Australian Rainfall Dynamics
Two-part Zero-Inflated Gamma GLMM across 49 stations and 142,193 observations. Markovian persistence, thermodynamic gating, and spatial random effects validated against four independent metrics.
Whether it rained yesterday is the single strongest predictor of today's rainfall. Dry states are 85% self-reinforcing; wet states are transient at 47%. No meteorological predictor comes close.
What governs daily rainfall across 49 Australian weather stations? 142,193 observations over 10 years, 64% structural zeros, and a positive tail with kurtosis of 181. Three simultaneous violations of OLS assumptions that cannot be remediated by transformation. A Gaussian baseline achieves AUC of 0.61 and predicts negative rainfall. These are distributional failures, not tuning failures.
Two-part ZIG-GLMM: a logistic hurdle sub-model estimates dry-day probability; a Gamma component estimates conditional rainfall intensity, with separate linear predictors for each process. Station-level random slopes (glmmTMB) pool information across locations while respecting spatial heterogeneity. All models fitted via ML with Rubin's Rules pooling across five multiply-imputed datasets (42 to 48% missingness in key predictors). Wind compass bearings decomposed into orthogonal U/V vectors. A centred humidity x sunshine interaction captures the thermodynamic Rain Corner. A dispersion submodel addresses residual heteroscedasticity.

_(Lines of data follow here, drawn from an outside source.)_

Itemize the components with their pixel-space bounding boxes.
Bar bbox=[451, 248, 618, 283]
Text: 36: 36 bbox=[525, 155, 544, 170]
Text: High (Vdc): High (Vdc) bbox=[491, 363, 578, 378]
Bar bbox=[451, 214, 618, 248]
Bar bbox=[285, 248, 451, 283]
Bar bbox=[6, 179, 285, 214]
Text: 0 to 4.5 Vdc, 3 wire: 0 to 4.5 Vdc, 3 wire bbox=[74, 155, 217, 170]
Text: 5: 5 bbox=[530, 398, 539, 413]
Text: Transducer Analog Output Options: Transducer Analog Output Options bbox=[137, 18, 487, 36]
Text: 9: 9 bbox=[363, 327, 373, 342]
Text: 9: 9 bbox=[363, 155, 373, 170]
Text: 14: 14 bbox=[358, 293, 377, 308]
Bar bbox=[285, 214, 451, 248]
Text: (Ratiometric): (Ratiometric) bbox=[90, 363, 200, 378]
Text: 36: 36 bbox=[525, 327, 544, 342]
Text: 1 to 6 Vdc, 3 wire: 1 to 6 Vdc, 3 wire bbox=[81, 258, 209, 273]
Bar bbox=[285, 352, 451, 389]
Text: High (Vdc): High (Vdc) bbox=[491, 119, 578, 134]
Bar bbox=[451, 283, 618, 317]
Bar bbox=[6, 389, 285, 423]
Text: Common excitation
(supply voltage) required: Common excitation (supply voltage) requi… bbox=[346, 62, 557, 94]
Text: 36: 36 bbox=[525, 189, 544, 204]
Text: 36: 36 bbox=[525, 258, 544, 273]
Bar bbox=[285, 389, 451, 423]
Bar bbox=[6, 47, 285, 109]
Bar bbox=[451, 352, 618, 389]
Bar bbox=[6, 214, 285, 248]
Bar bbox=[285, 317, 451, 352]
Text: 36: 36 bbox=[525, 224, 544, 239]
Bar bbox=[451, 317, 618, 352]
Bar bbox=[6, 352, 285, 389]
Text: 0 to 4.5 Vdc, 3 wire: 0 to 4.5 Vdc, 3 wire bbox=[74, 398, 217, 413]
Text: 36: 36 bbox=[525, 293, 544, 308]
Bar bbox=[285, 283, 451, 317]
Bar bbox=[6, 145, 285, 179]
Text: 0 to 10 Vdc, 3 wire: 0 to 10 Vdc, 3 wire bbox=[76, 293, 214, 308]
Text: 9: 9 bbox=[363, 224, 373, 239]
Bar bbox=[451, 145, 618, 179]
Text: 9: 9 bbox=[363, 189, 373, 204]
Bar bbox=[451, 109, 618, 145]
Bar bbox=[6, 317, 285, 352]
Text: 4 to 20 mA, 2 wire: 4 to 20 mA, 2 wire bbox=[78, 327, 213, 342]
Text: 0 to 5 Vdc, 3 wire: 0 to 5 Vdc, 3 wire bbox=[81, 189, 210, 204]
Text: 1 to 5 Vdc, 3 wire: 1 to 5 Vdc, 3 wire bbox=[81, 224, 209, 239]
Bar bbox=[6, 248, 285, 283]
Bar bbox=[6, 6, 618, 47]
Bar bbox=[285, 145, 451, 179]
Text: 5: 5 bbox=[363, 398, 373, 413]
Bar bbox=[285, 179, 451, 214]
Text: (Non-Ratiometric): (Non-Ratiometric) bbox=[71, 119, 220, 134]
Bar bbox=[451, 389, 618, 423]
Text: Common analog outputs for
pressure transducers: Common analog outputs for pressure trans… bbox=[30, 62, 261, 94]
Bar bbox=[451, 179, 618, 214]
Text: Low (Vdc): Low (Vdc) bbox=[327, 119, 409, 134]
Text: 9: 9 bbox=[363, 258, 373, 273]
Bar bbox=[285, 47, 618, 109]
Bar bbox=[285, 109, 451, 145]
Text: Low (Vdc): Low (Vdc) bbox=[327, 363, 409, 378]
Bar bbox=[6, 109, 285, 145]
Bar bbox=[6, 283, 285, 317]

Seven nested models (M0 to M6); moisture and pressure dynamics alone yield ΔAIC of -35,938. Final model: AUC = 0.813, Brier Score = 0.165, Brier Skill Score = 0.282, MAE = 2.76 mm (all days) / 5.61 mm (rain-days only). Durbin-Watson approximately 2.0 across most stations. Zero-inflation calibration ratio = 1.00. Scope is explicit: the Gamma tail underestimates exceedances above the 95th percentile and extreme events require a GPD extension.